Why can not use protocol `Encodable` as a type in

2019-01-25 22:54发布

问题:

I'm trying to get data by encode model which conforms to Encodable protocol. But it's failed to invoke func encode like code below:

// MARK: - Demo2

class TestClass2: NSObject, Encodable {
    var x = 1
    var y = 2
}


var dataSource2: Encodable?

dataSource2 = TestClass2()

// error: `Cannot invoke 'encode' with an argument list of type '(Encodable)'`
let _ = try JSONEncoder().encode(dataSource2!)
//func encode<T>(_ value: T) throws -> Data where T : Encodable

But in another demo, it works well, why?

// MARK: - Demo1

protocol TestProtocol {
    func test()
}

class TestClass1: NSObject, TestProtocol {
    func test() {
        print("1")
    }

    var x = 1
    var y = 2
}


var dataSource1: TestProtocol?

dataSource1 = TestClass1()


func logItem(_ value: TestProtocol) {
    value.test()
}

logItem(dataSource1!)

回答1:

Try this code, which extend encodable

extension Encodable {
    func toJSONData() -> Data? {
        return try? JSONEncoder().encode(self)
    }
}

Use

var dataSource2: Encodable?
dataSource2 = TestClass2()
let data = dataSource2?.toJSONData()


回答2:

Your 2 examples are different.

JSONEncoder().encode() expects a concrete class which conforms to the procotol Encodable. The reference dataSource2 holds a protocol and not a concrete class.

logItem on the other hands, only takes a protocol as input, and NO concrete class which conforms to the protocol. This is the difference between your examples and why your second case is working and the first case does not.

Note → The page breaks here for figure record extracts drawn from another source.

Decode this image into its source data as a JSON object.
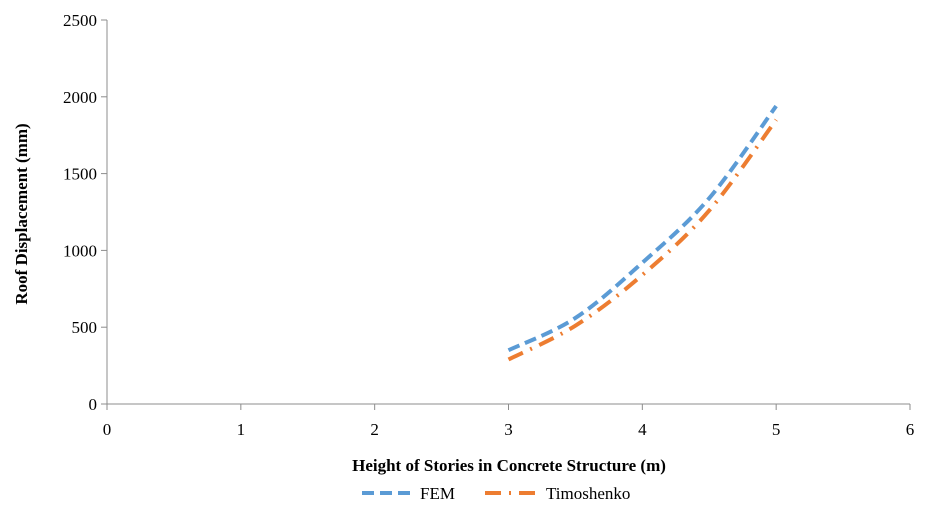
{
  "chart_data": {
    "type": "line",
    "xlabel": "Height of Stories in Concrete Structure (m)",
    "ylabel": "Roof  Displacement (mm)",
    "xlim": [
      0,
      6
    ],
    "ylim": [
      0,
      2500
    ],
    "x_ticks": [
      "0",
      "1",
      "2",
      "3",
      "4",
      "5",
      "6"
    ],
    "y_ticks": [
      "0",
      "500",
      "1000",
      "1500",
      "2000",
      "2500"
    ],
    "grid": false,
    "legend_position": "bottom",
    "series": [
      {
        "name": "FEM",
        "color": "#5B9BD5",
        "dash": "dashed",
        "x": [
          3,
          3.5,
          4,
          4.5,
          5
        ],
        "y": [
          350,
          560,
          920,
          1340,
          1940
        ]
      },
      {
        "name": "Timoshenko",
        "color": "#ED7D31",
        "dash": "dash-dot",
        "x": [
          3,
          3.5,
          4,
          4.5,
          5
        ],
        "y": [
          290,
          510,
          840,
          1260,
          1850
        ]
      }
    ]
  }
}
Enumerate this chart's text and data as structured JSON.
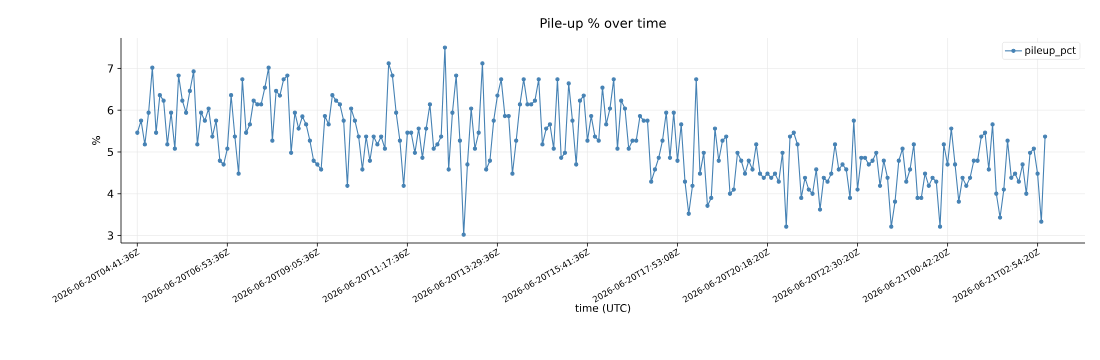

With your current setup, it will not work. You need to pass in a concrete class to the JSONEncoder.



回答3:

As long as TestClass2 is Encodable you can use following code. encode should know what to encode. It refers to class properties to do that. Encodable itself doesn't contain any properties.

JSONEncoder().encode(dataSource2 as! TestClass2)